Transport properties

Buckyballs give copper a magnetic attraction

05 Aug 2015 Hamish Johnston
Copper magnetism: buckyballs create two new ferromagnets

Thin layers of two non-magnetic metals – copper and manganese – become magnets when they are in contact with buckminsterfullerene molecules. This discovery has been made by physicists in the UK, US and Switzerland, and could lead to new types of practical electronic devices and even quantum computers.

Ferromagnets – such as familiar fridge magnets – are materials that have permanent magnetic moments. There are only three metals that are ferromagnetic at room temperature – iron, nickel and cobalt – and this is explained in terms of the “Stoner criterion”, which was first derived in 1938 at the University of Leeds by Edmund Stoner.

Stoner knew that magnetism in metals is a property of the conduction electrons. These electrons are subject to the exchange interaction that allows them to reduce their energy by aligning their spin magnetic moments in the same direction – thus creating a ferromagnetic metal. However, having spins that point in the same direction increases the overall kinetic energy of the electrons.
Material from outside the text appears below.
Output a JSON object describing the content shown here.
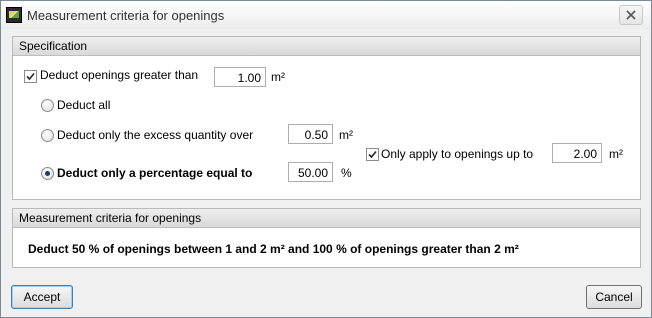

Stoner realized that ferromagnetism will only occur when the reduction in energy caused by exchange is greater than the gain in kinetic energy. Quantitatively, he showed that this occurs when the product of the electron density of states (DOS) – the number of energy states available to the electrons – and the strength of the exchange interaction (denoted by U) is greater than one.

Giving U a boost

U is called the Stoner criterion, and it is greater than one for iron, nickel and cobalt but not for their neighbours in the periodic table – manganese and copper. Now, an international team including Fatma Al Ma’Mari and Tim Moorsom of the University of Leeds in the UK has found a way to boost the DOS and exchange interaction in copper and manganese so that they are ferromagnetic at room temperature.

The team made its samples by depositing several alternating layers of C60 and copper (or manganese) onto a substrate. The copper layers were about 2.5 nm thick and the C60 layers about 15 nm thick. C60 is used because it has a large electron affinity, which means that each molecule will take up to three conduction electrons from the copper. This is expected to increase both the DOS and the strength of the exchange interaction in copper.

The team then measured the magnetization of the layered samples and found them to be ferromagnetic materials. The researchers also looked at samples in which the copper and C60 layers were separated by layers of aluminium and found no evidence of magnetism, which suggests that ferromagnetism occurs at the interfaces between the copper and C60. This was backed up by experiments using muons, which are depth-sensitive and showed that the ferromagnetism occurs in the copper near to the C60 interface. The team also found room-temperature ferromagnetism in C60/manganese layers, but with a weaker magnetization.

Critical field

Surprisingly, when the researchers calculated U for their copper samples, they found it to be less than one. In other words, the samples should not have been ferromagnetic according to the Stoner criterion. However, further theoretical investigations suggest that the samples should become ferromagnet when exposed to a relatively small magnetic field – something that would have happened during the preparation of the samples. This suggests that other non-magnetic metals could be made ferromagnetic by boosting U but not necessarily all the way to one.

Although further work is needed to increase the strength of the copper and manganese magnets, the research could result in the development of new types of tiny magnetic components. These could find use in spintronic devices, which use the spin of the electron to store and process information, or even in quantum computers in which electron spins are used as quantum bits of information.

The research is described in Nature.